I went back to the old apartment. The old apartment was best going back to alone. I tried taking my kids there or Dawn, but to them it was just an old apartment. To me, there was so much more. It wasn’t the apartment, it was the grounds. I’d walk them and with each step, a different memory stirred. The memories weren’t images as much as feelings. It’s where I grew up, my first 11 years.
There was a sex offender who lived across the parking lot in one of the other units. I was lucky, my parents warned me about him: even though he tried to get me and my friends to come up to his place, I never went.
The building management printed out the last names of the tenants on this thick plastic material they had in the 1970s that left the characters kind of raised on the surface, embossed. I was about six. There wasn’t much to do. So we went around to the different apartment units touching the names on the tape that got put on the metal mail boxes lined up for each unit. The sex offender’s name stayed blank.
There was a field behind the apartments where we’d play Wiffle Ball, where my dad and I practiced soccer. Once I was out there with my friends and the sex offender leaned out his window and said he had the Yankees game on and a pinball machine we could play for free, a life-sized wooden Indian with bubble gum cigars, and candy. He leaned out the window watching us, smoking. I was only six but remember it well.
My friends David and Daniel were twin brothers but didn’t look anything alike. David and I sided with one another and ostracized Daniel. Once, I saw Daniel get stung on the eye by a bee and it swelled up and closed like a walnut shell.
I can’t remember how I found out, but Daniel went up to see the sex offender. We fell out of touch after we got older and went off to middle school, but he was never right again. The sex offender had thick glasses and yellowish skin, had done prison time (my parents told me that). His hair was curly and turning white. He had a cream-colored Mercedes he kept parked out front and I used to play with the hood ornament: I learned you could bend it back and when I did, one time I saw him up in his window looking down at me; he just popped up like one of those cardboard silhouettes you’d see at a firing range or the fair, a cowboy in half-profile with a cigarette.
But there was more than that to remember at the apartments, much more. I tried to remember it as I walked across the field that once seemed so large but now, nothing. There was an old picture of me in the spring when my hair used to be blond and the field was full of dandelions, and I was about the same size, it looked like I could drown in that field.
I walked the grounds and wore a heavy look, I’m sure. I was now in my 40s and we lived in Seattle and I had a wife and kids, and coming back was just a self-indulgent sentimental thing we sometimes do, but there was something there I was sure. There was me, somewhere.
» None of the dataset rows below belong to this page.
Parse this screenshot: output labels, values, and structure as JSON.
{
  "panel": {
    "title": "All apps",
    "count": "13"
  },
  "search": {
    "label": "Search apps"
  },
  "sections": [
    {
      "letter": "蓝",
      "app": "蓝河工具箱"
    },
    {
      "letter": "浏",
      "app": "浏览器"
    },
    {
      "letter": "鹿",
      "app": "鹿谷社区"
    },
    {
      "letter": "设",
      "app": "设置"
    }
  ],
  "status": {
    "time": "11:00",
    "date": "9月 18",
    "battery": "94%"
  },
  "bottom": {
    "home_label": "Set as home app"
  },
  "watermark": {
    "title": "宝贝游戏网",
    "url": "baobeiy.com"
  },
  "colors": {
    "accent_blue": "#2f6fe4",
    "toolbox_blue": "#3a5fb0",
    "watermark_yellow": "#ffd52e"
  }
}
It was in the white stains on the red brick they used to coat the metal shutters nailed to the building exterior: somewhere in the tree in the field I used to climb and talk to myself and make deals and predictions about where I’d wind up. It’s where I cut my arms open running away from a kid on a bike we called retarded back then, who laughed when I put both arms through a window and said I was in trouble now and he was ‘telling,’ even though my arms were gushing blood. It’s in the basement of one of the units where I stood playing hide and seek, running from a girl who was older than me, the moment I realized I had a crush on her when she stopped in the half darkness and I could hear her breathe and sense her, but remained hidden in the dark, unseen. We leave parts of ourselves behind in places no one knows, not even us. You go back and the worst part is how little remains.